Alors que l’armée française est actuellement au sol sur deux théâtres d’opérations militaires dans le monde (au Mali et en Centrafrique), qu’elle apporte son soutien à la coalition internationale face aux forces terroristes de l’État Islamique en Irak et au Levant et qu’il y a un renforcement du système Vigipirate sur le territoire national, notre armée est obligée d’être en permanence sur le qui-vive. Mais pour se permettre une telle mobilisation militaire, il faut des moyens financiers… ce que l’armée a de plus en plus de difficultés à trouver : « Que les choses soient dites, il n’y a plus de gras dans nos armées, si toutefois il y en a eu. J’invite ceux qui n’en sont pas convaincus à aller voir les conditions de travail et de vie de nos soldats » martèle le Chef d’État-Major des Armées dans un poignant discours aux parlementaires.

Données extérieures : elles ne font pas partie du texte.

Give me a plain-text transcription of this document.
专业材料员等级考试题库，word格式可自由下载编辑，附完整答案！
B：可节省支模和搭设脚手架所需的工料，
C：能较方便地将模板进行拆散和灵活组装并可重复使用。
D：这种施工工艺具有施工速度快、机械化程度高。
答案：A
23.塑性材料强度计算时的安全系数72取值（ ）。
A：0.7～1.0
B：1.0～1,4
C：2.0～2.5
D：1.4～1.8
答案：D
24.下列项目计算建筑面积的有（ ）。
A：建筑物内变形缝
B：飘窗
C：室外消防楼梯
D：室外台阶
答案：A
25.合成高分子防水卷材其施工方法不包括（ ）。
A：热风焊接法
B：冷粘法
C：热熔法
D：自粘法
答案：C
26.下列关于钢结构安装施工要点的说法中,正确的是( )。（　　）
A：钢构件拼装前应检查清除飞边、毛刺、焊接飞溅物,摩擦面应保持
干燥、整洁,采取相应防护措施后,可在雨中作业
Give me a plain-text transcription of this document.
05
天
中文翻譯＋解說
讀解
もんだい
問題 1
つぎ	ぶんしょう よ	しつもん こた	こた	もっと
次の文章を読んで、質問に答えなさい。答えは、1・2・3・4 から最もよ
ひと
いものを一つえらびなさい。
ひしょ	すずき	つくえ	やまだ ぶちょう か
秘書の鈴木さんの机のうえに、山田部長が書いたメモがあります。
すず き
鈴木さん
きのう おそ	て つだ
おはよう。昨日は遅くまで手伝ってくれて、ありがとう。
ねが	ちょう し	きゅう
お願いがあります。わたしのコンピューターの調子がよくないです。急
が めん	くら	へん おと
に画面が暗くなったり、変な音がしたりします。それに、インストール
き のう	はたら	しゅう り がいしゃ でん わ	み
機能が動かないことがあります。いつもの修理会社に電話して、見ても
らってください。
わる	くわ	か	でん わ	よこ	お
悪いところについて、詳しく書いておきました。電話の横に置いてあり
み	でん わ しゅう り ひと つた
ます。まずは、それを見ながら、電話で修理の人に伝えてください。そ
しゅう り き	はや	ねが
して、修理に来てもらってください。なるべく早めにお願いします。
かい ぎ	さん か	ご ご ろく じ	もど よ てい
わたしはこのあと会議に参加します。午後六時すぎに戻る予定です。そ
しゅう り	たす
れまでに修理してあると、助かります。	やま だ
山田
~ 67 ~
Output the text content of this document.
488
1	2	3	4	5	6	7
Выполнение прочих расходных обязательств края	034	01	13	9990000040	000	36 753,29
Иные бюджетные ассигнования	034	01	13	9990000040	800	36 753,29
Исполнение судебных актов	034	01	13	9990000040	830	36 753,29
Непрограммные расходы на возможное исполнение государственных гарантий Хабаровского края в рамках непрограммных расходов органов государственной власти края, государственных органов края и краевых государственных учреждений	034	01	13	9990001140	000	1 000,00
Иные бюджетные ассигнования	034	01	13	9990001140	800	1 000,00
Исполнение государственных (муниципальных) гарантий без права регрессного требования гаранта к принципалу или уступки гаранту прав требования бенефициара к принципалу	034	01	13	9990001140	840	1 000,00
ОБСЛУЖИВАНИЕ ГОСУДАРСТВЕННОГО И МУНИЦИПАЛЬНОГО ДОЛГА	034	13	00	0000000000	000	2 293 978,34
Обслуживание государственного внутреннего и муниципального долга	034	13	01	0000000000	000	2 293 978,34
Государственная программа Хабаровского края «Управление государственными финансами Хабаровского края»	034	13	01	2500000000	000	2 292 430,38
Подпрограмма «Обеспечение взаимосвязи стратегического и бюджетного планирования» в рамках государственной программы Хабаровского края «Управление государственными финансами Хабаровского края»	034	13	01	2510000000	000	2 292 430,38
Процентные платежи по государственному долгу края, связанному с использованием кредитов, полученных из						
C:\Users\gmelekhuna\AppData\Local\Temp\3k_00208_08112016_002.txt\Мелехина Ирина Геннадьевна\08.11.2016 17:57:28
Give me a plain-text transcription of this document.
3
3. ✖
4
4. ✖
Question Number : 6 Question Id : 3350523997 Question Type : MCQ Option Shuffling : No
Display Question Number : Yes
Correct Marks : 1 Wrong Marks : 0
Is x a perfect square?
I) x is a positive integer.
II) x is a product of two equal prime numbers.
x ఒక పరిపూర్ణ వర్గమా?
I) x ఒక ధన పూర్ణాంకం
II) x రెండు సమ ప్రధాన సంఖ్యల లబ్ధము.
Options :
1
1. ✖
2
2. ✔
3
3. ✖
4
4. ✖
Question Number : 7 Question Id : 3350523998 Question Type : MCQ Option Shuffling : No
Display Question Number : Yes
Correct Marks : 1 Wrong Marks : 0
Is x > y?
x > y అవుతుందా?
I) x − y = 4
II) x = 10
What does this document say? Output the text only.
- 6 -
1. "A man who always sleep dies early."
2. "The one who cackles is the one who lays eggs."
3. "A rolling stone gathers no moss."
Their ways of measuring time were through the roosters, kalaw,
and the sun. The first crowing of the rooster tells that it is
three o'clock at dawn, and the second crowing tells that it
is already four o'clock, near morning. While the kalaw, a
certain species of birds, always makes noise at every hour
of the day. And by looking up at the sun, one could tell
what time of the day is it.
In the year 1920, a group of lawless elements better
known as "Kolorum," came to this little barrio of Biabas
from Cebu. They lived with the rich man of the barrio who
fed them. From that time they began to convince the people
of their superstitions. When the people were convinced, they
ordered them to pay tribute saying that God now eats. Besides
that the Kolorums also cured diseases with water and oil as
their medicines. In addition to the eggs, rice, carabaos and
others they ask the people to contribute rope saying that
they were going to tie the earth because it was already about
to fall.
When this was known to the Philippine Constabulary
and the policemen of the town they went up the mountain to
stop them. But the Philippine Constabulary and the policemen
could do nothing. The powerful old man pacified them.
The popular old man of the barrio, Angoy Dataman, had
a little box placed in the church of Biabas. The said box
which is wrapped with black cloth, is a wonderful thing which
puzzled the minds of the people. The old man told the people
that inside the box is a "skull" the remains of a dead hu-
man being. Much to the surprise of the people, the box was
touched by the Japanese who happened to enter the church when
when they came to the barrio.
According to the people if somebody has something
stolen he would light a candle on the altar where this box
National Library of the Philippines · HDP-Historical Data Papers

Il l’affirme haut et fort, l’armée française est « belle » par l’engagement des soldats qui la composent : « Le comportement opérationnel de nos armées est le révélateur des qualités de nos jeunes militaires. Elle est la preuve de l’endurance et du dévouement à notre pays de nos jeunes engagés. Nous avons une belle jeunesse. Elle est généreuse. Elle mérite le respect de la Nation, sa considération et son soutien. Très concrètement, nos armées transforment parfois des jeunes, aux parcours chaotiques, ou dans la difficulté, en véritables héros. » Mais la survie de cette armée dépend des moyens que le gouvernement sera prêt à mettre. Il est facile de donner des ordres et de mobiliser des soldats à l’autre bout du monde quand on est bien confortablement assis dans un fauteuil en cuir… mais les hommes sur le terrain font leur maximum… avec le minimum, et cela au prix du désespoir. Le Général de Villiers demande donc de voter un budget pour l’armée qui permette « d’assurer des conditions de vie et de travail décentes. »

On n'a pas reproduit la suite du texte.